Further electronic sounds were produced for the BBC stand at the 1962 Ideal Home Exhibition in a piece which hovers around half-expressed nursery melodies in a distracted, dreamy manner. The manipulation of the xylophone notes on tape to create a spacious sound and springy rhythm anticipates the work of John Baker, whilst the tinkling bell sounds at the end (title Ideal Home Exhibition on the 21 and Retrospective collections) look forward to the more playful side of Delia Derbyshire’s music. The 1962 piece The Chem Lab Mystery, composed for the closing titles of a TV serial, is pure electronic music, appropriately enough. It’s burbling oscillator sounds are suggestive of reactive processes in arrays of test tubes and flasks, whilst glittering descending glissandi produce that otherworldly sound that only electronic music can, inducing cool ‘thrill of science’ shivers. In 1961, she created the music and sound design for an adaptation of Jean Cocteau’s modern recasting of the Orpheus and Eurydice story to fit his own mythology of self, Orphée, which was produced as a play in 1926 and then turned into a film in 1950. In an ironic bit of synchronicity, she was wholly dispensing with George Auric’s original score for the film whilst Daphne Oram was working with him to produce the haunting electronic atmospheres for The Innocents. Fagandini drew on Greek scales for her music, mixing short harp figures with pure, singing sinewave tones, and for the Princess (Death) tape-reversed piano notes, reflecting her origins from the benighted world beyond the mirror. The scenes in which Orphée tunes into the poetic signals from the other side on his radio are accompanied by plucked notes which are lent the hazily blurred shimmer of dreams through tape fiddling. The violent chorus of the shrieking furies who tear Orphée apart in a Bacchanalian frenzy is edited and layered together into a frighteningly intense sound collage which calls to mind Berio’s work with Cathy Berberian in Milan. Unfortunately, only short extracts of the drama are available to hear (via the examples included with the Special Sound book), the rest buried somewhere deep in the darkness of the BBC vaults of doom.

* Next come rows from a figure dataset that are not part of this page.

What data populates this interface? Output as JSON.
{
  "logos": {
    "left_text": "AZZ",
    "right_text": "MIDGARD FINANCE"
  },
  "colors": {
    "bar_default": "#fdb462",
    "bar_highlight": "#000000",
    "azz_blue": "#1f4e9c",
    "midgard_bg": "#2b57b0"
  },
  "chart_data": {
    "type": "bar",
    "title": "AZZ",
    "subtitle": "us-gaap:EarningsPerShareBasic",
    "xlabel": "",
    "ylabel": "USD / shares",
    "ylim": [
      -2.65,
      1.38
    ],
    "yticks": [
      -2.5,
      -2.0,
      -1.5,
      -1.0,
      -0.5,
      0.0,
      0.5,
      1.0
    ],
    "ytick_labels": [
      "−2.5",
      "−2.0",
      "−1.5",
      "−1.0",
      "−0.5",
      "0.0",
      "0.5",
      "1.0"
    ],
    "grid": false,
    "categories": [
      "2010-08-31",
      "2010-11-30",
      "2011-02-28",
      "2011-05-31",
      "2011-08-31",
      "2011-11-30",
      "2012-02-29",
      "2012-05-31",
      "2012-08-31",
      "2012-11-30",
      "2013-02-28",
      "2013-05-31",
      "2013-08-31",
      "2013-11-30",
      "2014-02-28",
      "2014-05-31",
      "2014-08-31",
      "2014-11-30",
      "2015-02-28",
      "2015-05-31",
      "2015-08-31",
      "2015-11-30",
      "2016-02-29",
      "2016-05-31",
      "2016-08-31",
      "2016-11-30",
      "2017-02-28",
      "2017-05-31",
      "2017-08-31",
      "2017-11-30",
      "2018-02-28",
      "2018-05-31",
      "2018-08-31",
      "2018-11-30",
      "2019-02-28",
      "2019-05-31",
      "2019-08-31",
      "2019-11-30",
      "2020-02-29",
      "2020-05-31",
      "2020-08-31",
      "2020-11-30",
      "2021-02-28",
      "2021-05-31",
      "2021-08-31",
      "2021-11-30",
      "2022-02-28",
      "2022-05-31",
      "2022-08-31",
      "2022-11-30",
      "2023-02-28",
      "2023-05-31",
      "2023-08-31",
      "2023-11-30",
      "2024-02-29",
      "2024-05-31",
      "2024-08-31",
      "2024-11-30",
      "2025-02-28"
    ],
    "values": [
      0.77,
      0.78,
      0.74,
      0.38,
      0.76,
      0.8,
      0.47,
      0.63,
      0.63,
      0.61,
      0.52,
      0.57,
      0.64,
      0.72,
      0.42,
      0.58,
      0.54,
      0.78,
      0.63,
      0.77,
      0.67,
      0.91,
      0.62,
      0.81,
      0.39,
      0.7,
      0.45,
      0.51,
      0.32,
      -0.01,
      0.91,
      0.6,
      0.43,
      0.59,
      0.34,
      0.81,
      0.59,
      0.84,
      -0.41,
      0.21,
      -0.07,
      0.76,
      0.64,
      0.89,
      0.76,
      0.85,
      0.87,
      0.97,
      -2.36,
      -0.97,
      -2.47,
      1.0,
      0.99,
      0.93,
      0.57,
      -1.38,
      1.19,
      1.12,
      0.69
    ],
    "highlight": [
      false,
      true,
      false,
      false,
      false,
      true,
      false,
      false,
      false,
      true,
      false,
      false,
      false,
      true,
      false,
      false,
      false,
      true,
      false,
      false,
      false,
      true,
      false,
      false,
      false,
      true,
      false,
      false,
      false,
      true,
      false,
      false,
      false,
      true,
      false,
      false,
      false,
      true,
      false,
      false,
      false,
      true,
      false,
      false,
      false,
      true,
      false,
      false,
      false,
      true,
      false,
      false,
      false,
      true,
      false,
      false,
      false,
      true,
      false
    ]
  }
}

In Desmond Briscoe and Roy Curtis-Bramwell’s history of the Radiophonic Workshop, Fagandini also mentions having enjoyed working on a drama called Rhinoceros, for which she created the sounds of the lumbering beasts from scratch. She talks of the unnerving time she had conjuring up sounds for a series of real life ghost stories for the series Things Which Go Bump In The Night in the early hours in the deserted, shadowy and eerily silent Maida Vale Studios. She also provided the sound design for a 1960 production of Czech playwright Karel Capek’s beast fable Insect Play, an ideal subject for radiophonic treatment.


Fagandini’s time at the Radiophonic Workshop was an interlude in her career, and she didn’t pursue her music after she left in the early 60s. This is a shame, and another reason whey she remains a relatively obscure figure. But she went on to other fruitful and very useful pursuits as a producer in radio and TV, involving herself wholeheartedly in projects which were equally creative in their own way. She made many programmes offering an accessible and intuitive way to learn foreign languages, bringing together various different media (TV, books, cassettes and latterly CDs) and doing her not inconsiderable bit to make Britain a bit more linguistically (and by extension culturally) cosmopolitan. She also produced the landmark TV history of the blues, The Devil’s Music. Evidence of her contributions to the history and development of electronic music in Britain through her formative work with the Radiophonic Workshop may be a bit thing on the ground, but her role was nevertheless a vital one.